Stage 6 Films Vertical Entertainment
Stage 6 Films Vertical Entertainment

The main characters are also painted in broad strokes, with Nina Dobrev playing Vicki, the bitchy mean girl, Alexander Ludwig as the hunky sensitive guy, Alia Shawkat is Gertie, the sassy girl and Thomas Middleditch is Duncan, the movie nerd who is the answer man for everyone when no one can figure out what is happening. These “present day” characters are sucked into Camp Bloodbath and learn quickly that there are some rather rigorous rules at play. They are part of the story, can interact with the movie characters, are in just as much danger and no matter what, can not leave. What’s worse, their real identities are discovered, which leads to panic and takes the “actors” off script and alters the plot of the fake film. 

The best parts stem from the relationship between Max and her mother Amanda. While in the Camp Bloodbath movie though, Amanda is actually Nancy, a character, and therefore not exactly like the mother Max remembers, and since they are nearly the same age in this timeline, and Nancy is a bit misguided, Max takes a motherly role. There are some lovely moments between the two that work well because we know, like Max, the real story.

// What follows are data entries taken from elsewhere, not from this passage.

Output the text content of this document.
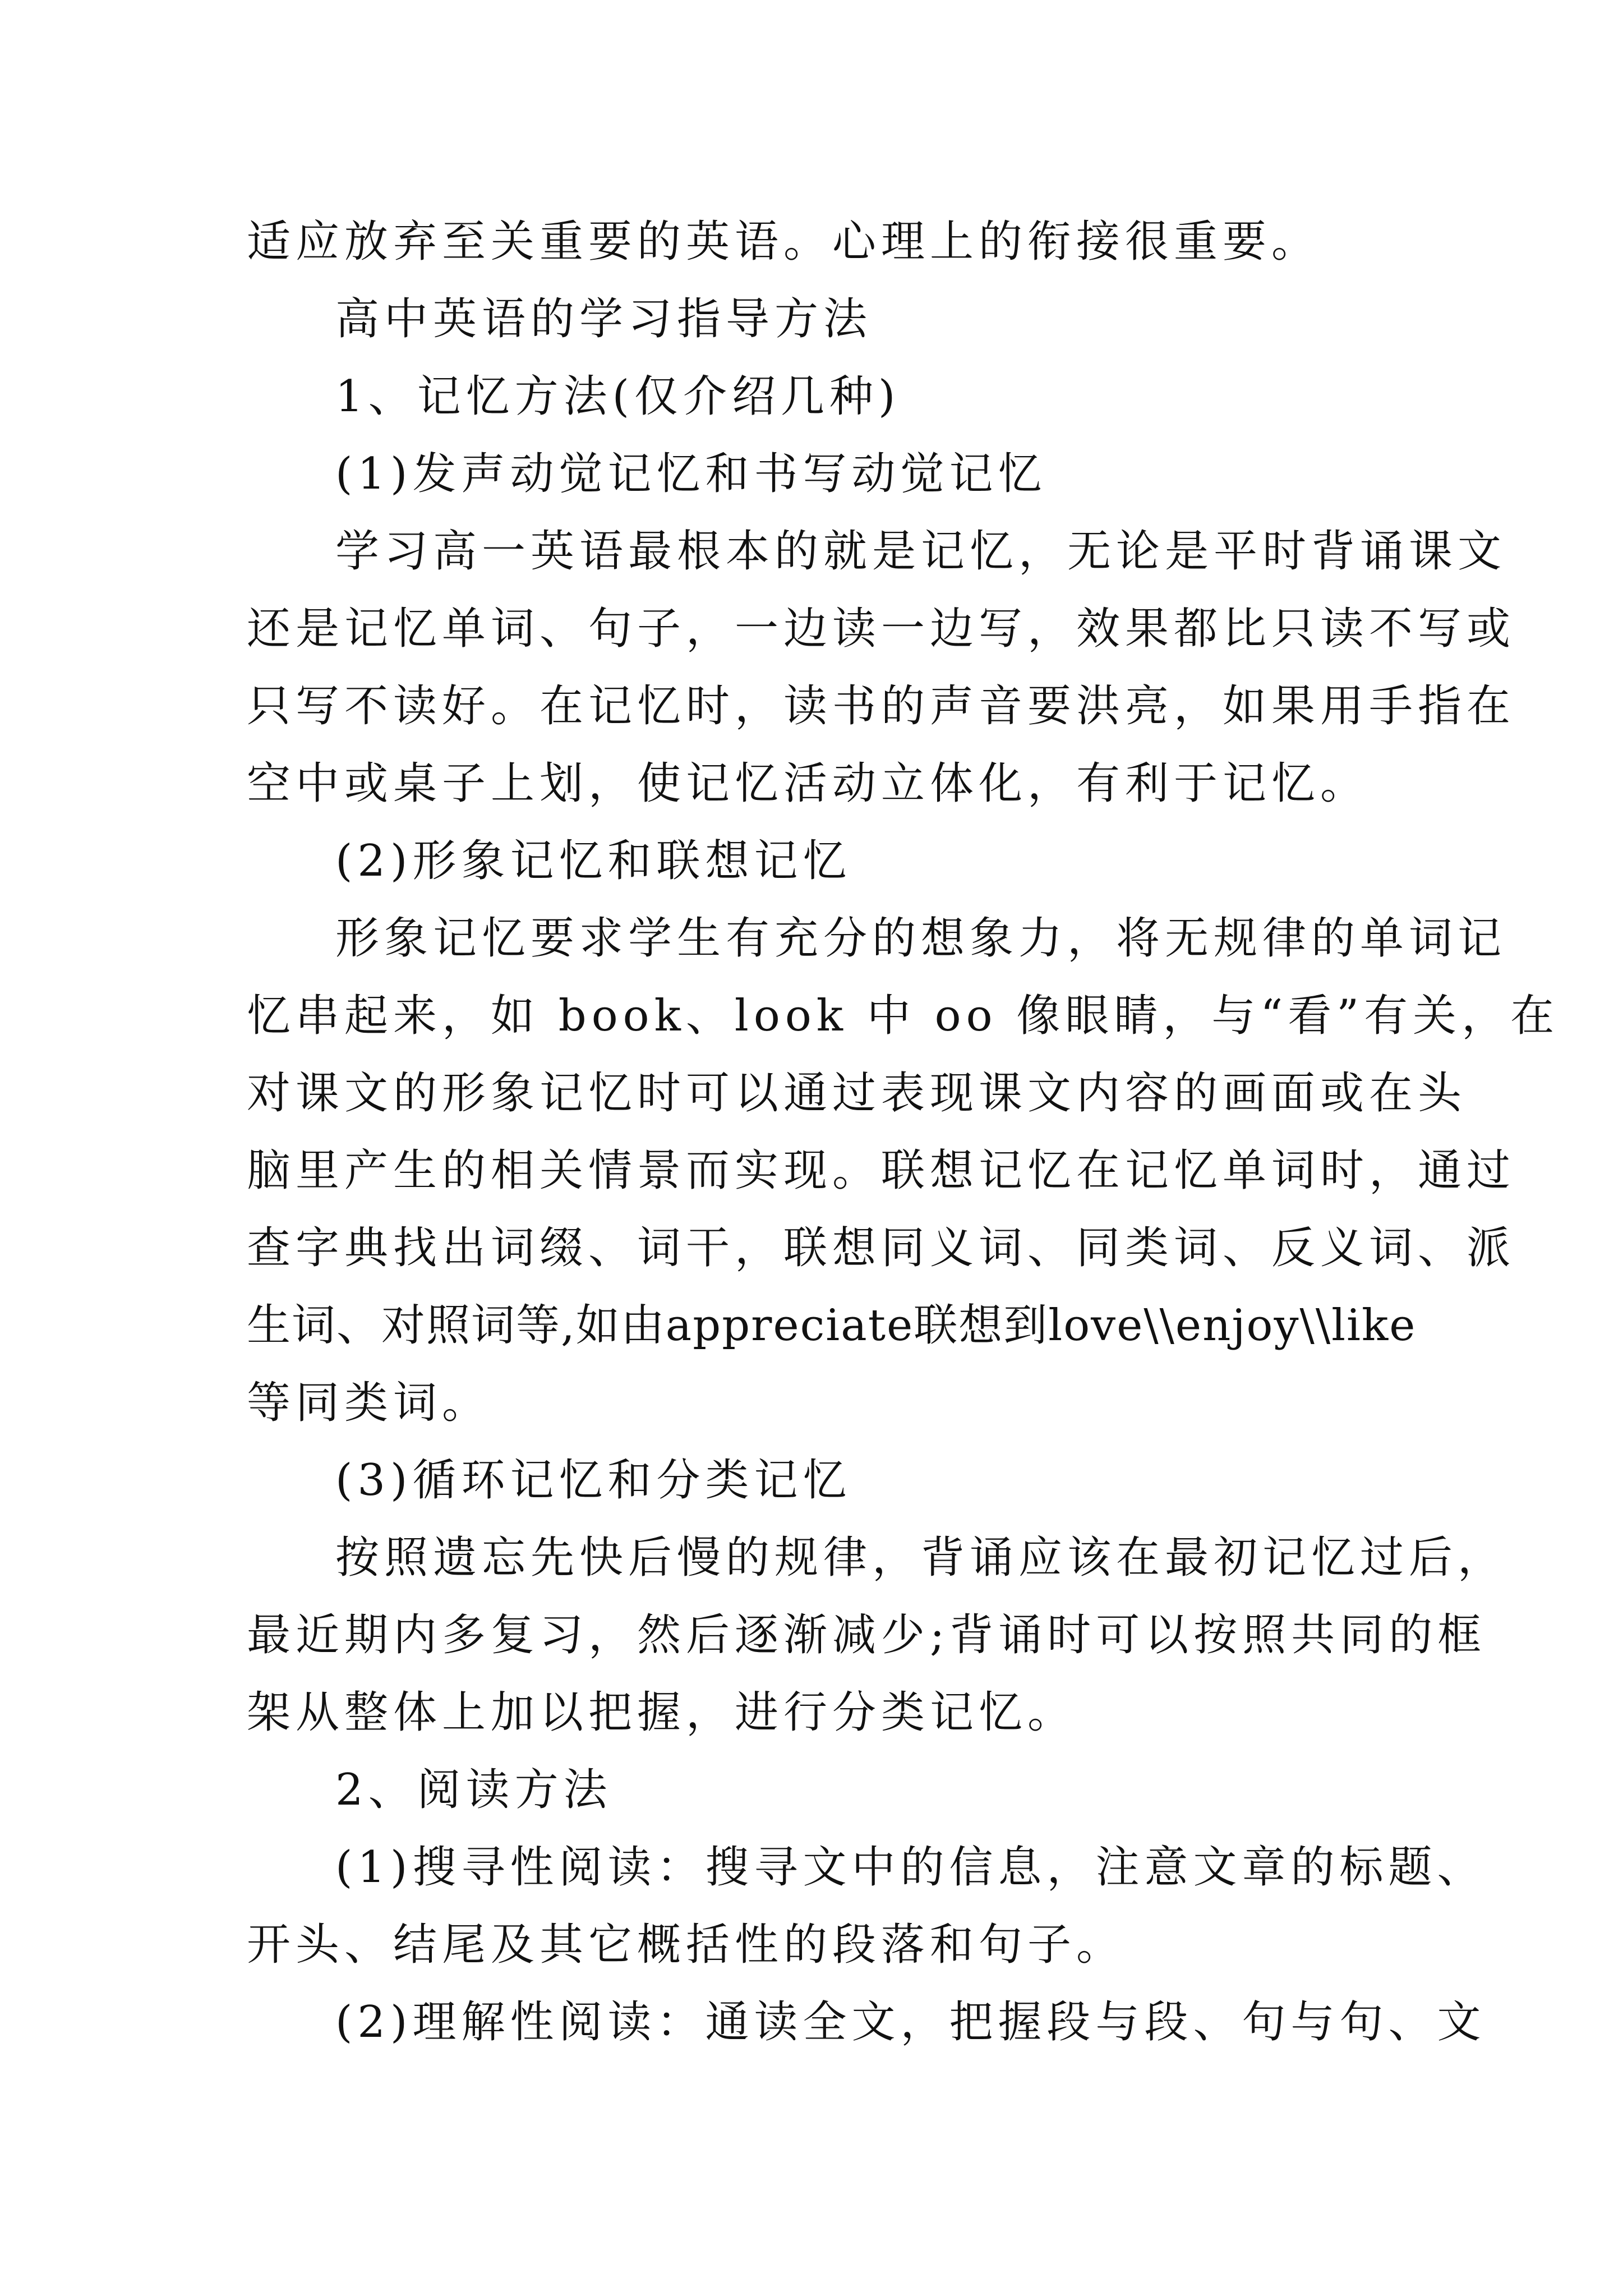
适应放弃至关重要的英语。心理上的衔接很重要。
高中英语的学习指导方法
1、记忆方法(仅介绍几种)
(1)发声动觉记忆和书写动觉记忆
学习高一英语最根本的就是记忆，无论是平时背诵课文
还是记忆单词、句子，一边读一边写，效果都比只读不写或
只写不读好。在记忆时，读书的声音要洪亮，如果用手指在
空中或桌子上划，使记忆活动立体化，有利于记忆。
(2)形象记忆和联想记忆
形象记忆要求学生有充分的想象力，将无规律的单词记
忆串起来，如 book、look 中 oo 像眼睛，与“看”有关，在
对课文的形象记忆时可以通过表现课文内容的画面或在头
脑里产生的相关情景而实现。联想记忆在记忆单词时，通过
查字典找出词缀、词干，联想同义词、同类词、反义词、派
生词、对照词等,如由appreciate联想到love\\enjoy\\like
等同类词。
(3)循环记忆和分类记忆
按照遗忘先快后慢的规律，背诵应该在最初记忆过后，
最近期内多复习，然后逐渐减少;背诵时可以按照共同的框
架从整体上加以把握，进行分类记忆。
2、阅读方法
(1)搜寻性阅读：搜寻文中的信息，注意文章的标题、
开头、结尾及其它概括性的段落和句子。
(2)理解性阅读：通读全文，把握段与段、句与句、文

One can’t help but wonder “what if’s” at the prospect. Farmiga (younger sister to Vera Farmiga) is a marvel here and really grounds the story, despite its quirky premise. There is a wonderful vulnerability to her even while she remains the strong one.

Also great are the flashback moments with Camp Bloodbath where the cast travels even further back to the 1950s to witness how Billy Murphy (Dan B. Norris) ends up becoming the killer. Because they are bound by the rules of the movie, the world turns black & white and even the screen title informing the audience of the year is an actual object in the environment they much navigate around. It’s little touches like this that truly sell the premise. 

This brings us to the film’s genre itself, which is not entirely clear despite the universe it creates. There is genuinely not one scary moment in the story, and nor does it seem to be trying to have one. It seems content with playing out the premise to its widest possible margins rather than attempting to create a horror experience. The comedy works far better, as does the sentimental moments though some more bits about the difference between the the eighties and present day could have worked beyond one or two cell phone jokes. Also, the dynamic of the time-loop quandary is only superficially explored or contrived for a laugh, though given the nature of the film, not much should be expected, but as there are some emotional moments associated with it, it’s a little disappointing.

Directed by Todd Strauss-SchulsonThe Final Girls is a really good looking movie. Brilliant water color style sets make the imagined Camp Blue Finch, where the action takes place, a beautiful fantasy world. I like the style and direction, and there are some surprisingly sharp moments and a spectacular attack and chase scene that elevate this to something special. The filmmakers clearly admire the roots of slasher horror and it never feels like the film is poking fun more than paying respect. Horror fan or not, this is a must see.